Poultry processors are ramping up production to restock bare coolers at grocery stores, where consumer demand has surged even as restaurant demand has plummeted during the COVID-19 shutdown.
The pandemic has hit the nation’s poultry industry in checkerboard fashion: specialty and restaurant-focused producers are suffering enormous losses; food giants are diverting poultry from restaurants to retailers; and direct-to-consumer farms are having their day in the sun.
“This is the most significant shift we’ve ever initiated,” Dean Banks, president of Tyson Foods, said in a statement. Tyson is the biggest U.S. meat processor.
Tyson spokesperson Worth Sparkman declined to comment on numbers, but said the company was shifting much of its meat from foodservice to retail channels.
Tyson’s employees are working weekends to fill supermarket orders, but logistics have been challenging. Deep cleaning of facilities has sometimes required “suspending at least one day of production,” said Tyson CEO Noel White in a statement.
Industry leaders say shifting sales venues is complex. Transportation routes differ. Supermarket shoppers prefer different cuts than those restaurants use. Retailers require special packaging. Even the preferred age and weight of birds differs.
Tyson isn’t the only company leaping to meet these challenges.
Sanderson Farms Inc. — which has relied on 60% foodservice sales — has added weekend shifts at several plants that process for grocery stores and is poised to transform other facilities.
According to company statements, Pilgrim’s Pride Corp. is also shifting its supply to retail.
Diana Souder, spokesperson for Perdue Farms Inc., said the company is altering its supply lines to meet a “significant uptick” in both retail orders and orders through Perdue’s new direct-to-consumer e-commerce website.
Even Campbell Soup Co. is cranking out more of its iconic chicken noodle soup cans.
“Consumers have turned to in-home dining,” said Bill Mattos, president of California Poultry Federation, noting the state’s producers moved up to 400% more chicken this March than the same month last year.
Chicken was already America’s most popular meat, according to the National Chicken Council, but the pandemic caused a “chicken run” on supermarkets.
Across the U.S., according to Nielsen Global Media, a market insights company, in the third week of March, fresh chicken sales were 83% higher than the same week in 2019.
In April, poultry panic-buying has slowed.
“Today, we are seeing sales leveling off as consumers settle into a more managed shopping approach,” said Mattos.

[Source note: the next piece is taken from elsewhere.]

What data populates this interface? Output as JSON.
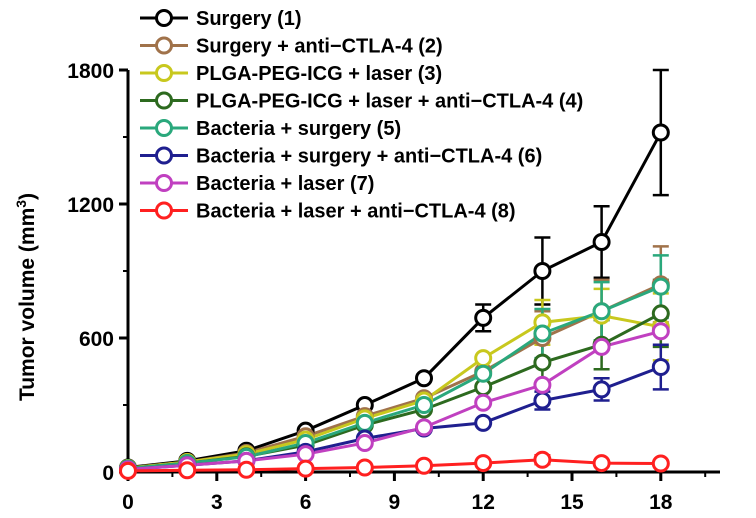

Although most companies moved products to supermarkets, said Mattos, the initial losses from the foodservice industry have not yet been offset.
Producers who relied on “white tablecloth” restaurants were especially hard-hit, he said.

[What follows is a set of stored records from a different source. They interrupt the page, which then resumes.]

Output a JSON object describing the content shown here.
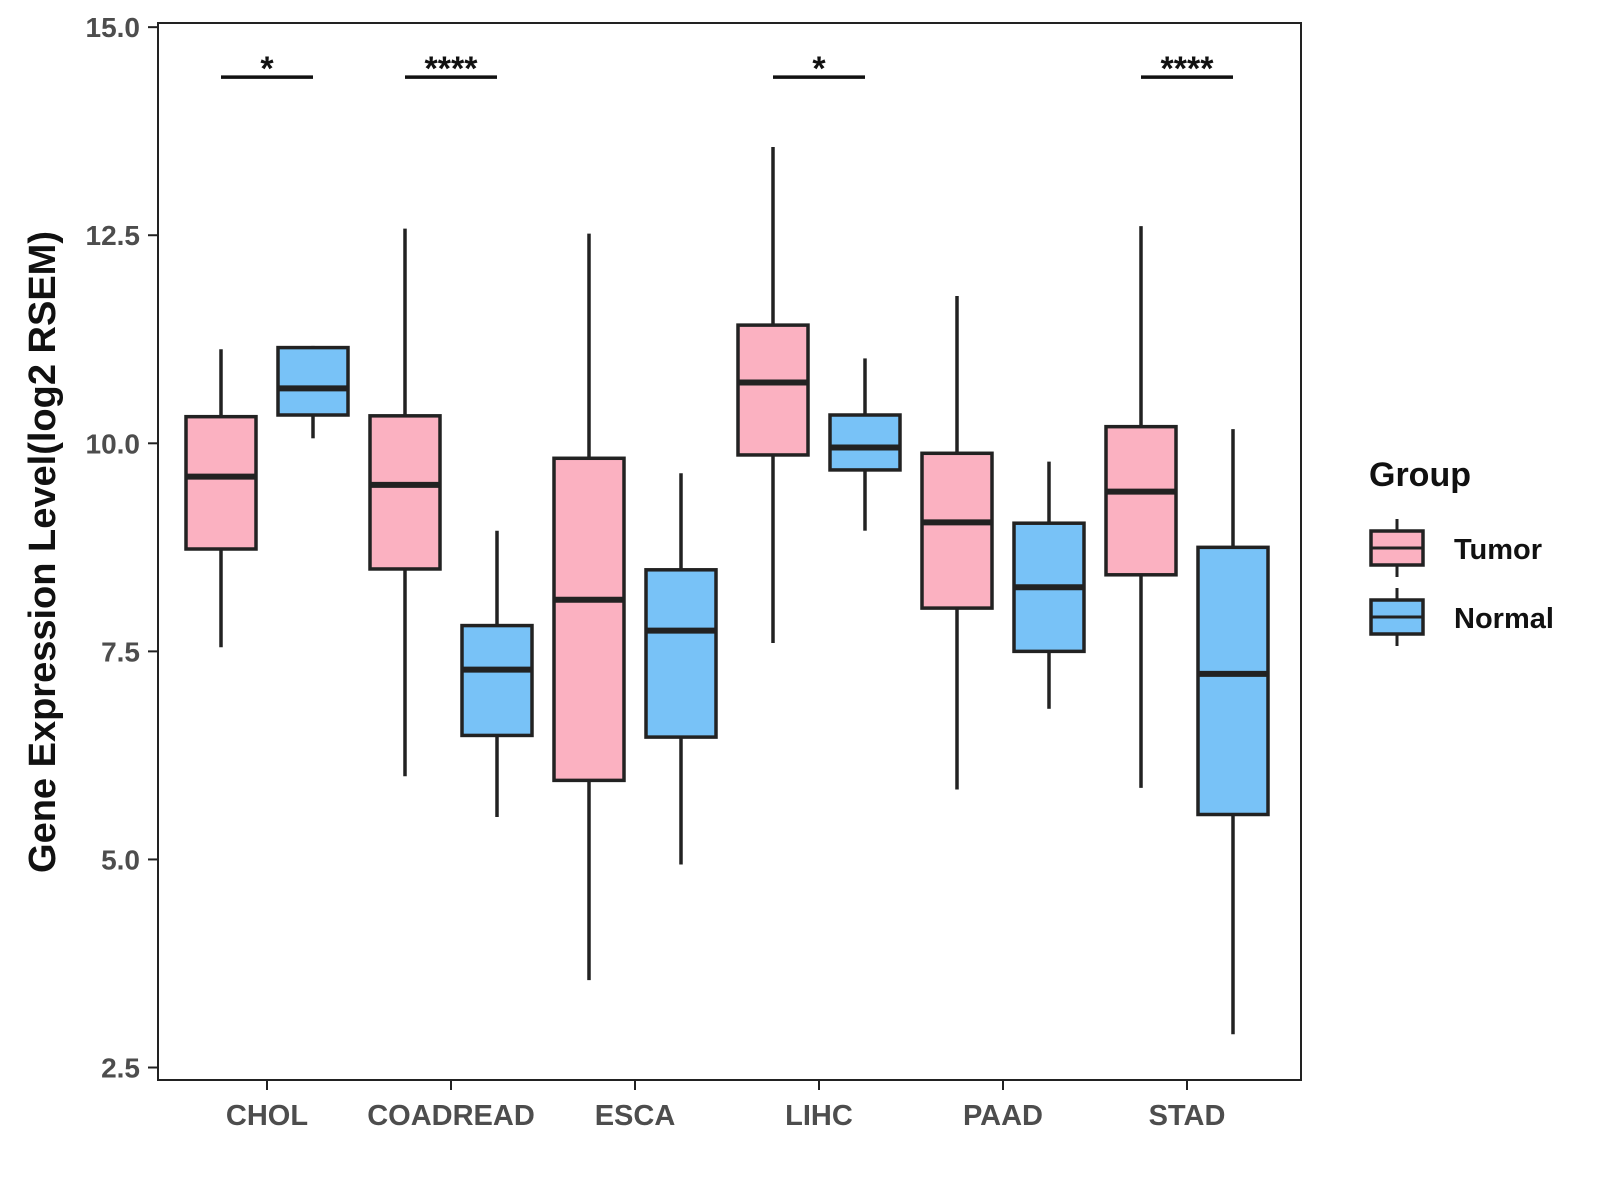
{
  "chart_data": {
    "type": "boxplot",
    "title": "",
    "xlabel": "",
    "ylabel": "Gene Expression Level(log2 RSEM)",
    "ylim": [
      2.35,
      15.05
    ],
    "yticks": [
      2.5,
      5.0,
      7.5,
      10.0,
      12.5,
      15.0
    ],
    "ytick_labels": [
      "2.5",
      "5.0",
      "7.5",
      "10.0",
      "12.5",
      "15.0"
    ],
    "categories": [
      "CHOL",
      "COADREAD",
      "ESCA",
      "LIHC",
      "PAAD",
      "STAD"
    ],
    "legend": {
      "title": "Group",
      "position": "right",
      "entries": [
        {
          "name": "Tumor",
          "color": "#FBB1C1"
        },
        {
          "name": "Normal",
          "color": "#78C2F7"
        }
      ]
    },
    "series": [
      {
        "name": "Tumor",
        "color": "#FBB1C1",
        "boxes": [
          {
            "min": 7.55,
            "q1": 8.73,
            "median": 9.6,
            "q3": 10.32,
            "max": 11.13
          },
          {
            "min": 6.0,
            "q1": 8.49,
            "median": 9.5,
            "q3": 10.33,
            "max": 12.58
          },
          {
            "min": 3.55,
            "q1": 5.95,
            "median": 8.12,
            "q3": 9.82,
            "max": 12.52
          },
          {
            "min": 7.6,
            "q1": 9.86,
            "median": 10.73,
            "q3": 11.42,
            "max": 13.56
          },
          {
            "min": 5.84,
            "q1": 8.02,
            "median": 9.05,
            "q3": 9.88,
            "max": 11.77
          },
          {
            "min": 5.86,
            "q1": 8.42,
            "median": 9.42,
            "q3": 10.2,
            "max": 12.61
          }
        ]
      },
      {
        "name": "Normal",
        "color": "#78C2F7",
        "boxes": [
          {
            "min": 10.06,
            "q1": 10.34,
            "median": 10.66,
            "q3": 11.15,
            "max": 11.17
          },
          {
            "min": 5.51,
            "q1": 6.49,
            "median": 7.28,
            "q3": 7.81,
            "max": 8.95
          },
          {
            "min": 4.94,
            "q1": 6.47,
            "median": 7.75,
            "q3": 8.48,
            "max": 9.64
          },
          {
            "min": 8.95,
            "q1": 9.68,
            "median": 9.95,
            "q3": 10.34,
            "max": 11.02
          },
          {
            "min": 6.81,
            "q1": 7.5,
            "median": 8.27,
            "q3": 9.04,
            "max": 9.78
          },
          {
            "min": 2.9,
            "q1": 5.54,
            "median": 7.23,
            "q3": 8.75,
            "max": 10.17
          }
        ]
      }
    ],
    "significance": [
      {
        "category": "CHOL",
        "label": "*",
        "y": 14.4
      },
      {
        "category": "COADREAD",
        "label": "****",
        "y": 14.4
      },
      {
        "category": "LIHC",
        "label": "*",
        "y": 14.4
      },
      {
        "category": "STAD",
        "label": "****",
        "y": 14.4
      }
    ]
  }
}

According to Vanessa Sink, spokesperson for the National Restaurant Association, in the first three weeks of March, 3% of restaurants closed permanently, 44% closed temporarily and 53% pivoted to takeout and delivery.

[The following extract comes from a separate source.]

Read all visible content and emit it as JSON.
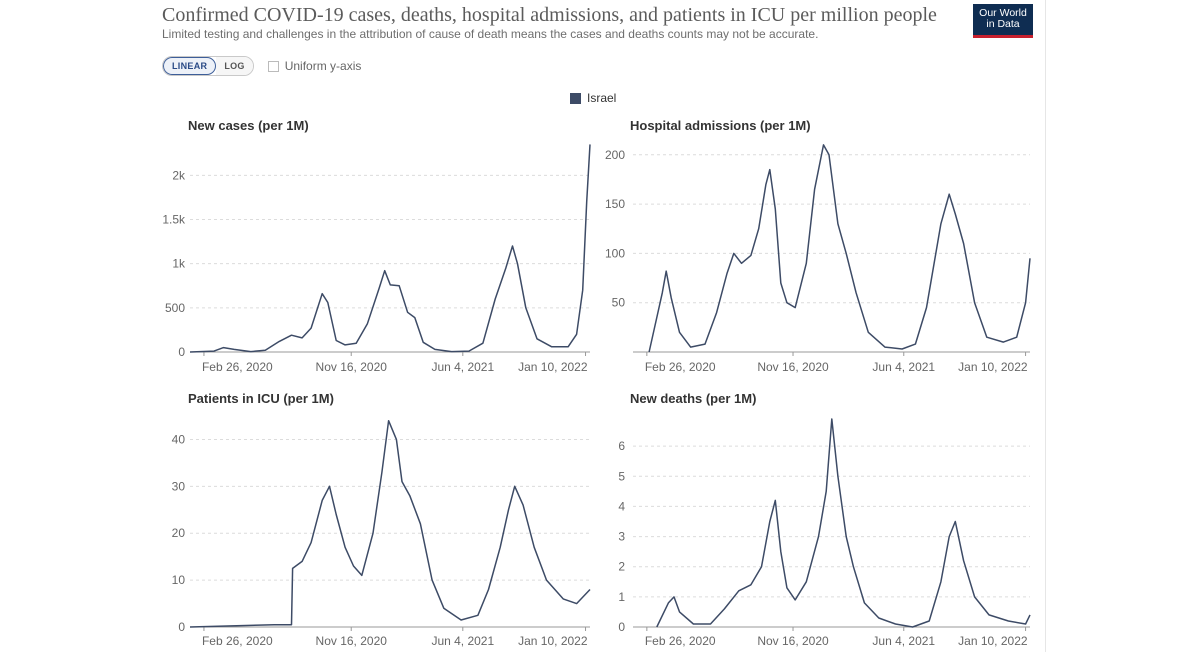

Specialty producers of guinea fowl, squabs (young pigeons), ducks, poussins (young chickens) and other poultry sold primarily to fine dining establishments have been crushed.
“It’s been devastating,” said Dalton Rasmussen, president of Squab Producers of California. “Probably 90% of our market was to restaurants. Cash flow has been absolutely horrible.”
But for some producers, COVID-19 has lifted their profits.
According to Mike Badger, executive director of the American Pastured Poultry Producers Association, direct-to-consumer sales of pastured poultry — chickens raised using a rotational grazing system — have bounded by up to 500%.
“I think the good story here,” he said, “is that more people are actually focused on their food, aware of what they’re eating, what it takes to make a good meal. And they’re reconnecting in crazy numbers with the farmers who produce their food.”